No such trajectory exists for homosexual behavior. On the contrary, those verses that speak against same-sex sexual behavior (“five or eight depending upon how one counts,” Hamilton writes) move in the opposite direction.
As he did in his sermon last fall, Hamilton continues to stress the relatively few verses related to homosexual behavior, over against the “100 plus verses on slavery.” If the Church can set aside those hundred-plus verses in order to declare that slavery is immoral, he argues, surely it can do the same with those few verses related to homosexuality.
I don’t know why he thinks this is a good argument.
How many times does the Bible have to say, “Do not covet,” for us to know that coveting is wrong? How many times does it have to say, “Love your neighbor as yourself,” for us to know that we really ought to do so? Unless Hamilton believed that those “five to eight” verses were insufficiently clear, then he’s not making his point.
See, he knows what those five to eight verses are clear enough: that’s not his argument. Although I accept that there are eight verses rather than his five, Hamilton is too good a student of the Bible to go on one of those flights of exegetical fancy in which he pretends words no longer mean what they plainly seem to mean, as I described here.

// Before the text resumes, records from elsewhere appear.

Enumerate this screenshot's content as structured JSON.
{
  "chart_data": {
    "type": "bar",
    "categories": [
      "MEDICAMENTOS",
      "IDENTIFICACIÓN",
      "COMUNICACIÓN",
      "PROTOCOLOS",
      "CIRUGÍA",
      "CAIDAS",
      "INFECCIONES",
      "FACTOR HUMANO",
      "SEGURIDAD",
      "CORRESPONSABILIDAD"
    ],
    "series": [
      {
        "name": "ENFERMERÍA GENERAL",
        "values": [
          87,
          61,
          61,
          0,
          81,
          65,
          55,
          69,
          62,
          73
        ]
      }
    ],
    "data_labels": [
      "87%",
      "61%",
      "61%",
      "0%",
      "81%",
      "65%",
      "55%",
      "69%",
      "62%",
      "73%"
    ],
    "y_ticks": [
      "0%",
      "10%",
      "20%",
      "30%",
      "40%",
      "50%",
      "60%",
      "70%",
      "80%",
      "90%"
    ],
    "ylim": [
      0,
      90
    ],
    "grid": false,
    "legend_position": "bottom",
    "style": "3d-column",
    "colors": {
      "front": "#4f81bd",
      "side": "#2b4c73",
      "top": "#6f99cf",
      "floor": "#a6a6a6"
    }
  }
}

No, his argument is that those verses, though clear enough, are cultural and time-bound and don’t reflect God’s timeless will.
He also offers this:
In my own life, it was both reading the Bible’s passages on same-sex intimacy in the same light as passages on slavery (and violence and the place of women) and coming to know gay and lesbian people that led me to see this issue differently, particularly children who grew up in my church who loved God and sought to serve Christ. As I listened to their stories I saw that they did not fit the stereotypes I had been taught about gay and lesbian people… And their faith was as authentic as that of anyone else in my congregation.
You mean gay and lesbian Christians can also love and serve Christ as well as the rest of us sinners? Their faith is as “authentic” as straight people’s faith? Who said otherwise? A handful of fundamentalists? Westboro Baptist? What kind of straw-man argument is this?
Will the many gay and lesbian Christians who nevertheless accept and abide by the Church’s traditional teaching and remain celibate appreciate that Hamilton realized—rather late in life, apparently—that they, too, are authentically Christian? Of course, Hamilton doesn’t allow for the possibility that such Christians exist—or that celibacy could ever be a viable option for anyone, even though both Jesus and Paul clearly endorsed it!
One final problem with his article occurs in the final paragraph. He conflates the church’s stance regarding homosexual behavior with preachers “decrying the rights of homosexuals today.”
Not so fast! The question of “rights” is strictly a political question. And if you want to talk about political remedies for unjust discrimination against homosexuals, I’m all ears. I stand alongside our Book of Discipline in opposing discrimination. But this is entirely a separate question from whether the church itself should endorse same-sex marriage or ordain non-celibate homosexuals. None of us, gay or straight, has any “rights” before God.